John Thomas Duckworth, distinguished naval officer, son of Sarah Johnson and Rev. Henry Duckworth, born in Letherhead, Surrey, England, began his naval career as a midshipman in the royal navy in 1759. He was promoted to the rank of Lieutenant on the Princess Royal, based in the West Indies station in 1770; Commander in 1779; Post Captain in 1780. Aboard the Orion (attched to the Channel fleet), Duckworth saw action in three battles during latter May and early June, 1794, and was one of eighteen Commanders honored with a gold medal and ribbon and thanks of both Houses of Parliament. Se served as Commodore in Santo Domingo in 1796; Commodore at the taking of Minorca in 1798; Rear-Admiral of the White Squadron in 1799; Commander-in-Chief at Barbados and Leeward Islands, 1800-1802; Commander-in-Chief at Jamaica, 1801-1805. Duckworth was nominated a Knights Companion of the most Honourable Military Order of the Bath in 1801 and installed in 1803. He was also briefly a Colonel of Marines. He succeeded in capturing numerous enemy vessels and was promoted to Vice-Admiral of the Blue Squadron in 1804 and remained in Jamaica until 1805. On his return to England he was appointed second in command of the Mediterranean fleet.
Duckworth married Anne Wallis in 1776 and had two children, George and Sarah Anne.

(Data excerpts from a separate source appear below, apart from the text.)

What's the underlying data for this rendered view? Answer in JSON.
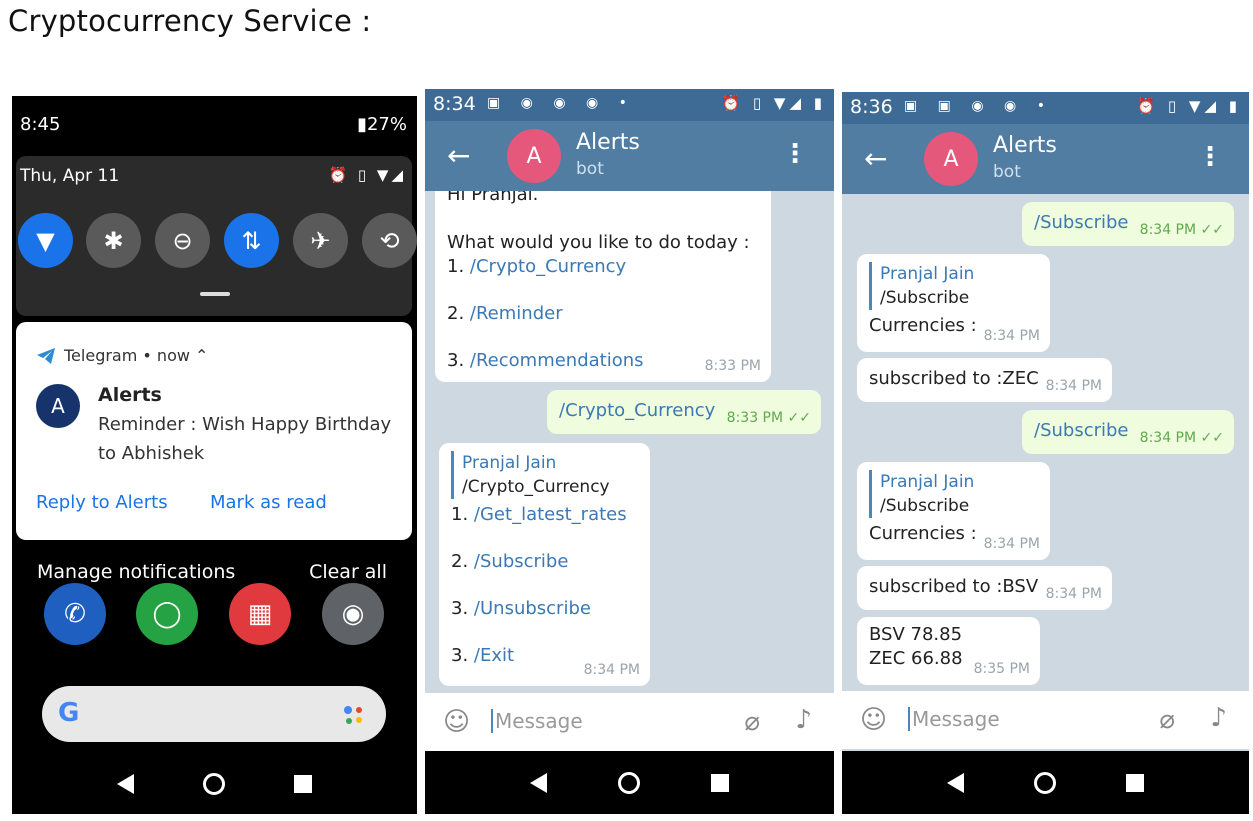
{
  "page_title": "Cryptocurrency Service :",
  "phone1": {
    "status_time": "8:45",
    "battery": "▮27%",
    "qs_date": "Thu, Apr 11",
    "qs_status_icons": "⏰ ▯ ▼◢",
    "tiles": [
      {
        "icon": "wifi-icon",
        "glyph": "▼",
        "on": true
      },
      {
        "icon": "bluetooth-icon",
        "glyph": "✱",
        "on": false
      },
      {
        "icon": "dnd-icon",
        "glyph": "⊖",
        "on": false
      },
      {
        "icon": "data-icon",
        "glyph": "⇅",
        "on": true
      },
      {
        "icon": "airplane-icon",
        "glyph": "✈",
        "on": false
      },
      {
        "icon": "rotate-icon",
        "glyph": "⟲",
        "on": false
      }
    ],
    "notification": {
      "app": "Telegram • now ⌃",
      "avatar_letter": "A",
      "title": "Alerts",
      "body": "Reminder : Wish Happy Birthday to Abhishek",
      "reply_label": "Reply to Alerts",
      "mark_label": "Mark as read"
    },
    "manage_label": "Manage notifications",
    "clear_label": "Clear all",
    "search_g": "G"
  },
  "phone2": {
    "status_time": "8:34",
    "status_icons": "▣ ◉ ◉ ◉ •",
    "status_right": "⏰ ▯ ▼◢ ▮",
    "chat_name": "Alerts",
    "chat_sub": "bot",
    "avatar_letter": "A",
    "messages": {
      "m1_greet": "Hi Pranjal.",
      "m1_q": "What would you like to do today :",
      "m1_opt1_num": "1.",
      "m1_opt1": "/Crypto_Currency",
      "m1_opt2_num": "2.",
      "m1_opt2": "/Reminder",
      "m1_opt3_num": "3.",
      "m1_opt3": "/Recommendations",
      "m1_time": "8:33 PM",
      "m2_text": "/Crypto_Currency",
      "m2_time": "8:33 PM ✓✓",
      "m3_fwd_name": "Pranjal Jain",
      "m3_fwd_text": "/Crypto_Currency",
      "m3_opt1_num": "1.",
      "m3_opt1": "/Get_latest_rates",
      "m3_opt2_num": "2.",
      "m3_opt2": "/Subscribe",
      "m3_opt3_num": "3.",
      "m3_opt3": "/Unsubscribe",
      "m3_opt4_num": "3.",
      "m3_opt4": "/Exit",
      "m3_time": "8:34 PM"
    },
    "input_placeholder": "Message"
  },
  "phone3": {
    "status_time": "8:36",
    "status_icons": "▣ ▣ ◉ ◉ •",
    "status_right": "⏰ ▯ ▼◢ ▮",
    "chat_name": "Alerts",
    "chat_sub": "bot",
    "avatar_letter": "A",
    "messages": {
      "s1_text": "/Subscribe",
      "s1_time": "8:34 PM ✓✓",
      "f1_name": "Pranjal Jain",
      "f1_text": "/Subscribe",
      "f1_body": "Currencies :",
      "f1_time": "8:34 PM",
      "r1_text": "subscribed to :ZEC",
      "r1_time": "8:34 PM",
      "s2_text": "/Subscribe",
      "s2_time": "8:34 PM ✓✓",
      "f2_name": "Pranjal Jain",
      "f2_text": "/Subscribe",
      "f2_body": "Currencies :",
      "f2_time": "8:34 PM",
      "r2_text": "subscribed to :BSV",
      "r2_time": "8:34 PM",
      "rates_line1": "BSV  78.85",
      "rates_line2": "ZEC  66.88",
      "rates_time": "8:35 PM"
    },
    "input_placeholder": "Message"
  }
}
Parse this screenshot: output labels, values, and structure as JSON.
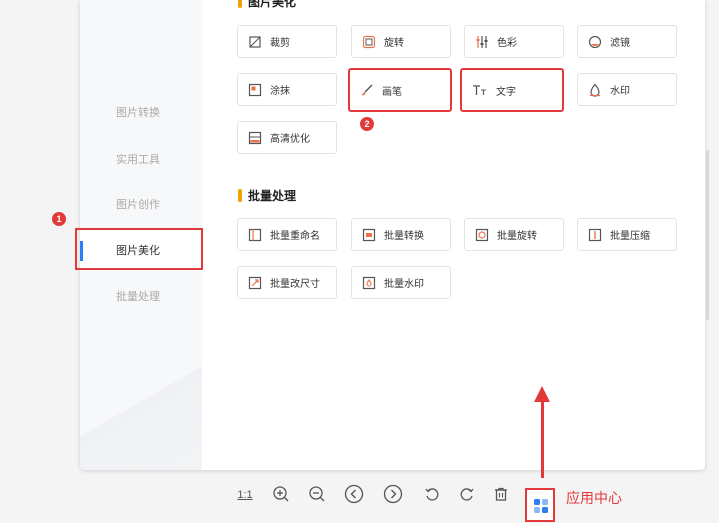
{
  "sections": {
    "beautify_title": "图片美化",
    "batch_title": "批量处理"
  },
  "sidebar": {
    "items": [
      {
        "label": "图片转换"
      },
      {
        "label": "实用工具"
      },
      {
        "label": "图片创作"
      },
      {
        "label": "图片美化"
      },
      {
        "label": "批量处理"
      }
    ]
  },
  "beautify_tools": [
    {
      "label": "裁剪",
      "icon": "crop-icon"
    },
    {
      "label": "旋转",
      "icon": "rotate-icon"
    },
    {
      "label": "色彩",
      "icon": "color-adjust-icon"
    },
    {
      "label": "滤镜",
      "icon": "filter-icon"
    },
    {
      "label": "涂抹",
      "icon": "smudge-icon"
    },
    {
      "label": "画笔",
      "icon": "brush-icon"
    },
    {
      "label": "文字",
      "icon": "text-icon"
    },
    {
      "label": "水印",
      "icon": "watermark-icon"
    },
    {
      "label": "高清优化",
      "icon": "hd-enhance-icon"
    }
  ],
  "batch_tools": [
    {
      "label": "批量重命名",
      "icon": "batch-rename-icon"
    },
    {
      "label": "批量转换",
      "icon": "batch-convert-icon"
    },
    {
      "label": "批量旋转",
      "icon": "batch-rotate-icon"
    },
    {
      "label": "批量压缩",
      "icon": "batch-compress-icon"
    },
    {
      "label": "批量改尺寸",
      "icon": "batch-resize-icon"
    },
    {
      "label": "批量水印",
      "icon": "batch-watermark-icon"
    }
  ],
  "annotations": {
    "badge1": "1",
    "badge2": "2",
    "app_center_label": "应用中心"
  },
  "toolbar": {
    "actual_size_label": "1:1"
  },
  "colors": {
    "accent": "#2f7df6",
    "highlight_red": "#e23a3a",
    "section_bar": "#f4a000"
  }
}
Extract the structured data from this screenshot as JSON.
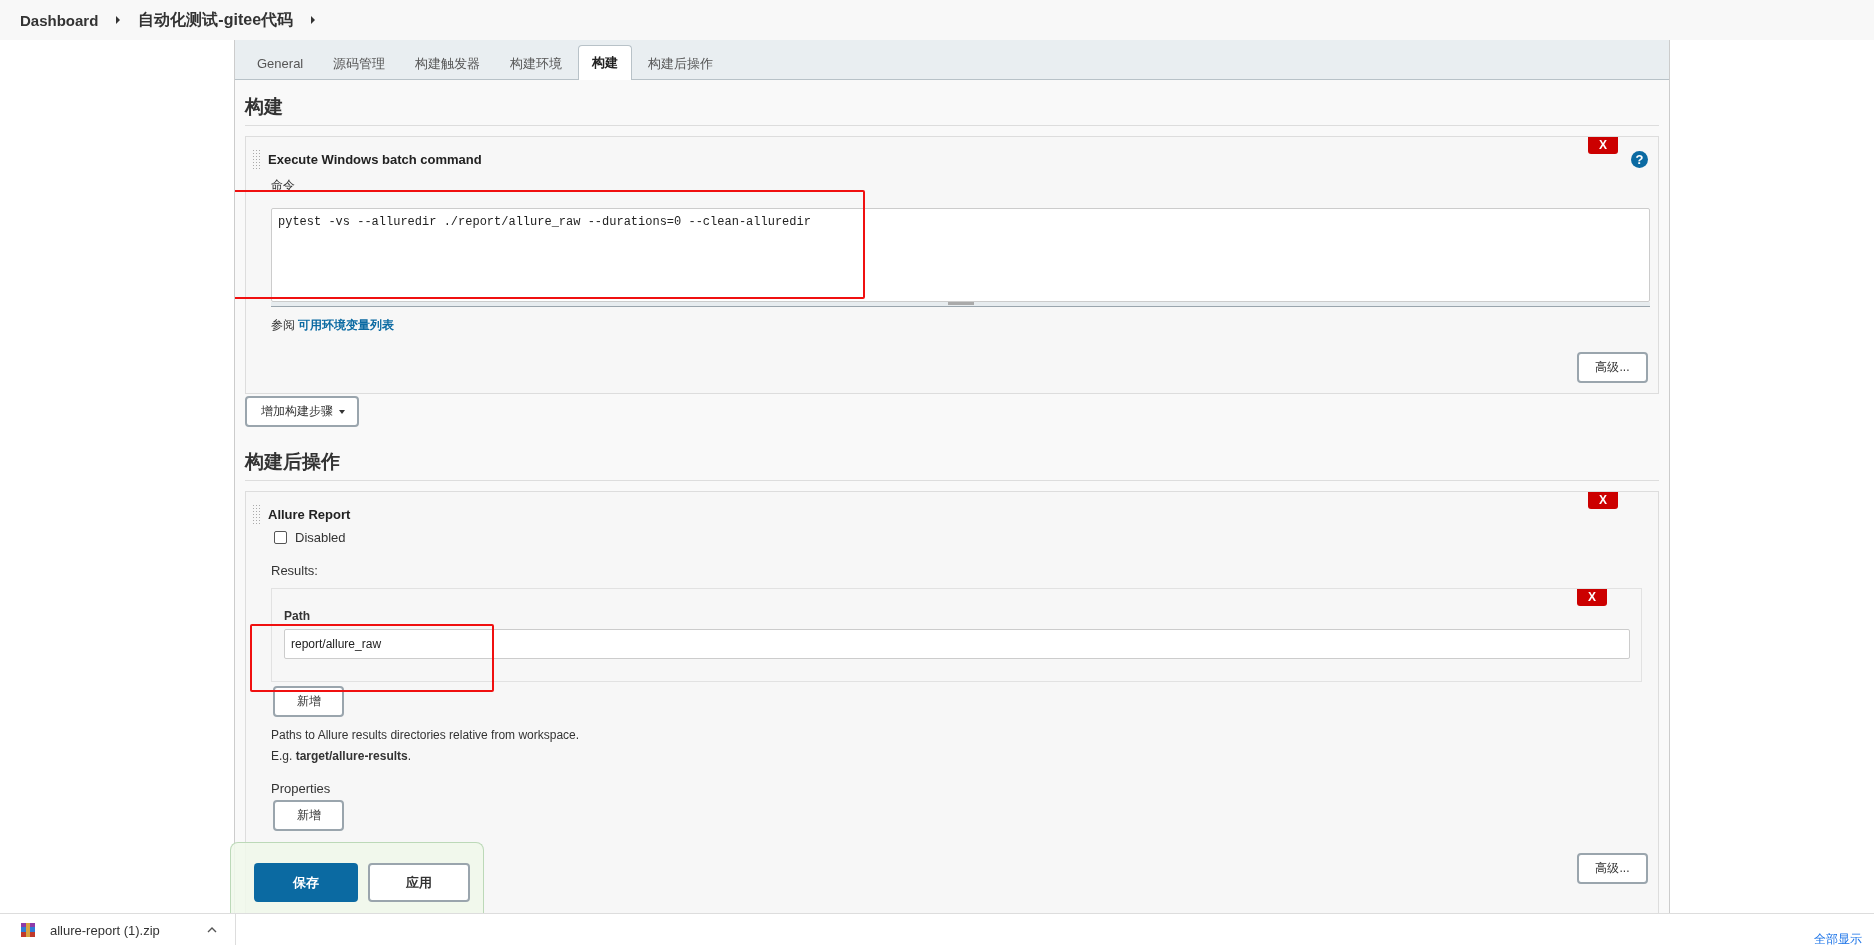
{
  "breadcrumb": [
    {
      "label": "Dashboard"
    },
    {
      "label": "自动化测试-gitee代码"
    }
  ],
  "tabs": [
    {
      "label": "General",
      "selected": false
    },
    {
      "label": "源码管理",
      "selected": false
    },
    {
      "label": "构建触发器",
      "selected": false
    },
    {
      "label": "构建环境",
      "selected": false
    },
    {
      "label": "构建",
      "selected": true
    },
    {
      "label": "构建后操作",
      "selected": false
    }
  ],
  "build": {
    "heading": "构建",
    "step": {
      "title": "Execute Windows batch command",
      "delete_button": "X",
      "help_icon": "?",
      "command_label": "命令",
      "command": "pytest -vs --alluredir ./report/allure_raw --durations=0 --clean-alluredir",
      "see_also": "参阅",
      "env_link": "可用环境变量列表",
      "advanced_button": "高级..."
    },
    "add_step_button": "增加构建步骤"
  },
  "post_build": {
    "heading": "构建后操作",
    "step": {
      "title": "Allure Report",
      "delete_button": "X",
      "disabled": {
        "label": "Disabled",
        "checked": false
      },
      "results_label": "Results:",
      "path": {
        "delete_button": "X",
        "label": "Path",
        "value": "report/allure_raw"
      },
      "add_button": "新增",
      "help": "Paths to Allure results directories relative from workspace.",
      "example": "E.g. **target/allure-results**.",
      "properties_label": "Properties",
      "properties_add_button": "新增",
      "advanced_button": "高级..."
    }
  },
  "footer": {
    "save_button": "保存",
    "apply_button": "应用"
  },
  "download_bar": {
    "file": "allure-report (1).zip",
    "show_all": "全部显示"
  }
}
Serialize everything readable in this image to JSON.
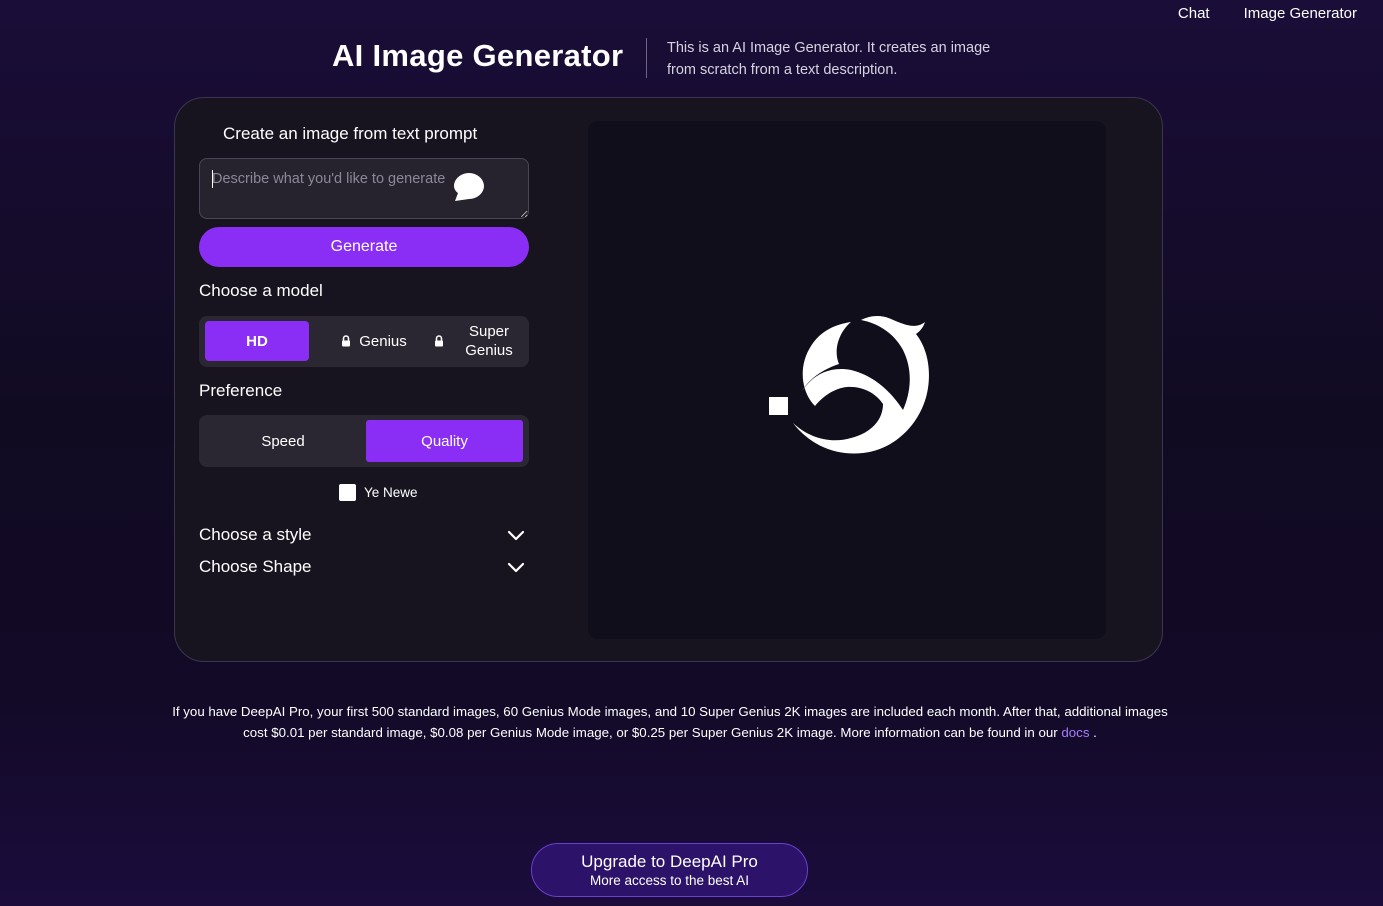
{
  "nav": {
    "chat": "Chat",
    "image_generator": "Image Generator"
  },
  "header": {
    "title": "AI Image Generator",
    "description": "This is an AI Image Generator. It creates an image from scratch from a text description."
  },
  "form": {
    "create_label": "Create an image from text prompt",
    "prompt_placeholder": "Describe what you'd like to generate",
    "generate_label": "Generate",
    "model_label": "Choose a model",
    "models": [
      {
        "label": "HD",
        "locked": false,
        "selected": true
      },
      {
        "label": "Genius",
        "locked": true,
        "selected": false
      },
      {
        "label": "Super Genius",
        "locked": true,
        "selected": false
      }
    ],
    "preference_label": "Preference",
    "preferences": [
      {
        "label": "Speed",
        "selected": false
      },
      {
        "label": "Quality",
        "selected": true
      }
    ],
    "checkbox_label": "Ye Newe",
    "checkbox_checked": false,
    "style_label": "Choose a style",
    "shape_label": "Choose Shape"
  },
  "footer": {
    "note": "If you have DeepAI Pro, your first 500 standard images, 60 Genius Mode images, and 10 Super Genius 2K images are included each month. After that, additional images cost $0.01 per standard image, $0.08 per Genius Mode image, or $0.25 per Super Genius 2K image. More information can be found in our",
    "docs_link": "docs",
    "note_end": ".",
    "upgrade_title": "Upgrade to DeepAI Pro",
    "upgrade_subtitle": "More access to the best AI"
  },
  "colors": {
    "accent": "#8a2ef5",
    "panel_bg": "#17141f",
    "link": "#a77bff"
  },
  "icons": [
    "lock-icon",
    "chevron-down-icon",
    "chat-bubble-icon",
    "deepai-logo"
  ]
}
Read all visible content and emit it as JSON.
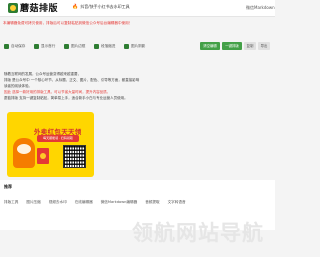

Vice AdmiralCharles Stirling (1760-1833): Resident Commissioner at Jamaica, 1803-1804; [British] Naval Commander of the South American expedition to Buenos Aires in 1806; Commander-in-Chief of the Cape, 1807; Commander-in-Chief at Jamaica from 1811-1813. He distinguished himself with the capture of the American privateer "Congress" in 1781 and at that time was rewarded with a promotion to the rank of Captain.